The mushrooms you see on a woodland hike are like the tips of icebergs, heralding something much larger below. Some species of fungus boast networks beneath the soil that can extend for miles. These subterranean webs also play an outsize role in the forest ecosystem.
“It’s hard for us to imagine there are such large organisms under our feet,” says Anne Pringle, a mycologist on sabbatical at Harvard Forest, in central Massachusetts. “Fungi may be the largest creatures in the forest.”
THEIR OWN KINGDOM
Pringle’s use of the word “creature” is intentional. While scientists long classified fungi as plants, genetic studies have shown they are more closely related to animals.
Fungi do not make their own food through photosynthesis, as plants do, and most fungi have cell walls made of chitin, the same material that’s in the outer shells of insects. Fungi even make up their own kingdom in scientific classification.
LIKE APPLES OF A TREE
In their relationship to the rest of a fungus, “Mushrooms are just like the apples of an apple tree,” Pringle says. “They’re the reproductive structures, creating and dispersing spores to create more fungi.”

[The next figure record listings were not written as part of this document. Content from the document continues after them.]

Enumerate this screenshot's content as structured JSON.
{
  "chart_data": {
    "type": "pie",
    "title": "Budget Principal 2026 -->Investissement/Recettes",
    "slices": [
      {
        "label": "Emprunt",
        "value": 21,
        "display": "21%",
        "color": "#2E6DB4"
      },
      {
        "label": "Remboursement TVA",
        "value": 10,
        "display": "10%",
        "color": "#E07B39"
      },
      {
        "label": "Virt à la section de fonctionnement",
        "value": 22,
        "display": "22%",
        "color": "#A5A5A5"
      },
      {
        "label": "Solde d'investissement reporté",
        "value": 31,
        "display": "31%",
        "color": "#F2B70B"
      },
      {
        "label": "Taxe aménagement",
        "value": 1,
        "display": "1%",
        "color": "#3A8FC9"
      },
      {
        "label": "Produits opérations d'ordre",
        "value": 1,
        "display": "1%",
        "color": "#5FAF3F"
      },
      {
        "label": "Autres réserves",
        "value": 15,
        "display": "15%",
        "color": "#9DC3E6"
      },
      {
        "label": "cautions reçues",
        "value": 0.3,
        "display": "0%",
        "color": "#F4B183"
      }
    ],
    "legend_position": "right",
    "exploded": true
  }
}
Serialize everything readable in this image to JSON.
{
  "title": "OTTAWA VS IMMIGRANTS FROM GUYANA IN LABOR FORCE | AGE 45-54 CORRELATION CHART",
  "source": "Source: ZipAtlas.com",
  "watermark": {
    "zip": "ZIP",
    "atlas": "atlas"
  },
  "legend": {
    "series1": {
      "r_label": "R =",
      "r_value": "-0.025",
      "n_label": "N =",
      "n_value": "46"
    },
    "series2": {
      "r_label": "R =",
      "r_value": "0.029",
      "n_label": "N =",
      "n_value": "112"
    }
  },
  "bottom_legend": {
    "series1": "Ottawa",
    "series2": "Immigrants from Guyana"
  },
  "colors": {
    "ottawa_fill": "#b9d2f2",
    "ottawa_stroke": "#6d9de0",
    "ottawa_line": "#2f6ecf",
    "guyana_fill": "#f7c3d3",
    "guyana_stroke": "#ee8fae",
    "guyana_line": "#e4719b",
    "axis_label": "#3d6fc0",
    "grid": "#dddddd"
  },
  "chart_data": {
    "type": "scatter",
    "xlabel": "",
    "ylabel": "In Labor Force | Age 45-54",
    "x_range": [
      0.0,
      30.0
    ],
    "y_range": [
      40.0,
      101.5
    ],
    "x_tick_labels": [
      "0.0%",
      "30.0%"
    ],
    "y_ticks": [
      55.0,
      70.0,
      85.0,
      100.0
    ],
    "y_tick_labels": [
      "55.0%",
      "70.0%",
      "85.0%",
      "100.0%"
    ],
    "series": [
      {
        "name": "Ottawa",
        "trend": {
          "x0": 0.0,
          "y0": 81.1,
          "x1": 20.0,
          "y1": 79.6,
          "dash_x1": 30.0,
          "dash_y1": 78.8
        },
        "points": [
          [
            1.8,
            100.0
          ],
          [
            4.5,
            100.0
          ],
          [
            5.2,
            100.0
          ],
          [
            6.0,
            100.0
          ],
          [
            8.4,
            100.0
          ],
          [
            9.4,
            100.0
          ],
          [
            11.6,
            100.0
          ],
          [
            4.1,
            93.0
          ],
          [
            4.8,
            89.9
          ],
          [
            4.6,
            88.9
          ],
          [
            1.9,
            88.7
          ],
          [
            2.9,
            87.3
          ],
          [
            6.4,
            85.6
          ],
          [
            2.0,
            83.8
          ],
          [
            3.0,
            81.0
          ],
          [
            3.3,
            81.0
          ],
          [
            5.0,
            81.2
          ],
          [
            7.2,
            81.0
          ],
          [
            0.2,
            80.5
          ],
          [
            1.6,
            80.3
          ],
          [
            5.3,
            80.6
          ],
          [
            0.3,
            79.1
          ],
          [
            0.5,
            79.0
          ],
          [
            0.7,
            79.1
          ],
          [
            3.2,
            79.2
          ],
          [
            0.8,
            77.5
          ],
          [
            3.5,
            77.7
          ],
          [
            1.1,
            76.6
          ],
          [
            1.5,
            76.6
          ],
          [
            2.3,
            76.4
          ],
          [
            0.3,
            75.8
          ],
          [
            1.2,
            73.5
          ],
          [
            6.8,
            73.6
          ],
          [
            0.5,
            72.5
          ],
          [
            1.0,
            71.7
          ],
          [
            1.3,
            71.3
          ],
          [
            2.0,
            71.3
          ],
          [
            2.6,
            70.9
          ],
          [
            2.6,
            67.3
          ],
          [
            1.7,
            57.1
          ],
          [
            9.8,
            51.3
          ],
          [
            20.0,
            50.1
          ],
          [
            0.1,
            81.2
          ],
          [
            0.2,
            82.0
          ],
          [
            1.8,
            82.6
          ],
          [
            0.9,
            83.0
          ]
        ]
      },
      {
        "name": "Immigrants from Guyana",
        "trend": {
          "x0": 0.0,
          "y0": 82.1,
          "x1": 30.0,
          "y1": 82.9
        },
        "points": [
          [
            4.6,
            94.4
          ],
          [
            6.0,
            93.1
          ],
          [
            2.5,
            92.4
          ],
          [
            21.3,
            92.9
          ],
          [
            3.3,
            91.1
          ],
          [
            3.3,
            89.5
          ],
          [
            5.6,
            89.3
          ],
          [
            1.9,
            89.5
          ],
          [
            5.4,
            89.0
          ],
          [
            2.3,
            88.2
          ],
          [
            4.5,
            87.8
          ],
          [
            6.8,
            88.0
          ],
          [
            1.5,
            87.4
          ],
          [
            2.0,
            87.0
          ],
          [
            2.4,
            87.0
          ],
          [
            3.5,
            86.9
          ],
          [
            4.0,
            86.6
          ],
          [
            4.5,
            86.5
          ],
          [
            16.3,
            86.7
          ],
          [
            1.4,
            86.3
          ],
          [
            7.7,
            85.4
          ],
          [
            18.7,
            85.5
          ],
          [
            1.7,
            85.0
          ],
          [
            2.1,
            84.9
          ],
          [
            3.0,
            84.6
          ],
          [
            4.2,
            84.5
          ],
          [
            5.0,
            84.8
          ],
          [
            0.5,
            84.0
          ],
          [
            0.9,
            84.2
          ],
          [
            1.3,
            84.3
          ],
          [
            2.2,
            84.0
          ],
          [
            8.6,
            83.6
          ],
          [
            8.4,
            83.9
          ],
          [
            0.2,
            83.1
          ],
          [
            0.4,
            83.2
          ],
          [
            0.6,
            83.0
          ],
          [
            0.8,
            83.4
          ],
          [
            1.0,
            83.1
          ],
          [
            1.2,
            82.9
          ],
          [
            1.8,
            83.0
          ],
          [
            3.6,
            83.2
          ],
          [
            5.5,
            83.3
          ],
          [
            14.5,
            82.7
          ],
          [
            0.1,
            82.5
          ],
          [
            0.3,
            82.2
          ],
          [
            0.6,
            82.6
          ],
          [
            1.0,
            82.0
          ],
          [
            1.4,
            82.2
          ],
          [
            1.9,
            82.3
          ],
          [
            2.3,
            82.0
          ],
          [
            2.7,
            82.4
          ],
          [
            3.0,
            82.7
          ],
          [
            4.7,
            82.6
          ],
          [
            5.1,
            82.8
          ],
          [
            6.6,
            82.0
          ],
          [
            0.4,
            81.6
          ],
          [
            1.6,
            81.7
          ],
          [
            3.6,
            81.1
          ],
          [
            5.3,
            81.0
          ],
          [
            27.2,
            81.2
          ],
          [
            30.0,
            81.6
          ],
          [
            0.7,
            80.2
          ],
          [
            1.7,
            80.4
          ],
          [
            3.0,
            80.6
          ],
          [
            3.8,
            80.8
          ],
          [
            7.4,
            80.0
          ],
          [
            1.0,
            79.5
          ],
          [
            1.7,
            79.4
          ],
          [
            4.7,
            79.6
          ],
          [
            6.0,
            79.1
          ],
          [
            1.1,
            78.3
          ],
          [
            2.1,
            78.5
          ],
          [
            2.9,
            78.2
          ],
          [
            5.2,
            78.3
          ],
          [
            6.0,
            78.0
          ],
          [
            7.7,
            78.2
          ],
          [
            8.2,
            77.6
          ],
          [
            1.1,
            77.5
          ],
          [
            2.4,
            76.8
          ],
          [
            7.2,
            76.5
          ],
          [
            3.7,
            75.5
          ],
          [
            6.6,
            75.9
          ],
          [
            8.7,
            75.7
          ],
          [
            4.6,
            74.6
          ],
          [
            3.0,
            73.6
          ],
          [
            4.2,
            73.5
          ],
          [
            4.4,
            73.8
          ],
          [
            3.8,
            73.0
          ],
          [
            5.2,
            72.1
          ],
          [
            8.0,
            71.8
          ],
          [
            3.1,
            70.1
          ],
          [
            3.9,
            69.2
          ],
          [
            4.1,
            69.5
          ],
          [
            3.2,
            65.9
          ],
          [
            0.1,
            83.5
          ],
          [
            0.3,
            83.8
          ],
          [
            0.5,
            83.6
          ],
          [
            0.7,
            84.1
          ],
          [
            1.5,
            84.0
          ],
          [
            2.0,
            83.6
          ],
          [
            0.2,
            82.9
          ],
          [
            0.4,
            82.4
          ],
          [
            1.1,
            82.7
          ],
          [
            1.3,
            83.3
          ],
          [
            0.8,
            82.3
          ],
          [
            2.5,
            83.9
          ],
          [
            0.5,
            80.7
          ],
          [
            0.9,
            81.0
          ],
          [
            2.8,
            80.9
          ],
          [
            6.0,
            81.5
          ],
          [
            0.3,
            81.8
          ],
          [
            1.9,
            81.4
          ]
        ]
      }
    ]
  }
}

The subterranean, vegetative form of fungi, known as mycelium, is a mat of threadlike filaments, called hyphae. Just like the tree that outlives each year’s apples, the mycelium still operates underground after the mushrooms disappear.
RECYCLERS AND MUTUALISTS
Many fungi serve as the decomposers of the forest floor, breaking down plant and animal matter to recycle essential nutrients.
Mycorrhizal fungi grow in association with the roots of certain trees and other plants, forming a mutually beneficial relationship. The plant uses the mycelium’s vast web to absorb nutrients, including nitrogen and phosphorus, from the soil. In exchange, it provides sugars and starches that the fungus can’t produce on its own. Most plants, in our northeastern forests and around the world, rely on this fungal network. The relationship may help plants survive drought and resist disease.
A COTTONY WEB
If you carefully lift a rotting log and look closely at the soil beneath, you will find that the ground is teeming with hyphae, which look like white, black, or brown threads. These masses of strands, smaller than roots, resemble a web of cotton.
“You can see them everywhere if you know what you’re looking for,” Pringle says. Once you’ve seen the hyphae, she suggests carefully putting the log back as you found it.
For every species of plant on the planet, there are probably four to 10 species of fungi, Pringle says. Yet the fungi are not all known. “We have names for approximately 100,000 species, which we think is about 5 percent of the diversity,” she says.
Without a better understanding of all the fungi and how they function, whether in the forests we hike or in other ecosystems, it’s hard to know what we may be losing as they respond to changing conditions. That’s a problem Pringle thinks we should address. “In conservation biology and discussions of endangered species, people focus on plants and animals,” she says. “A dialogue on fungal diversity has hardly started.”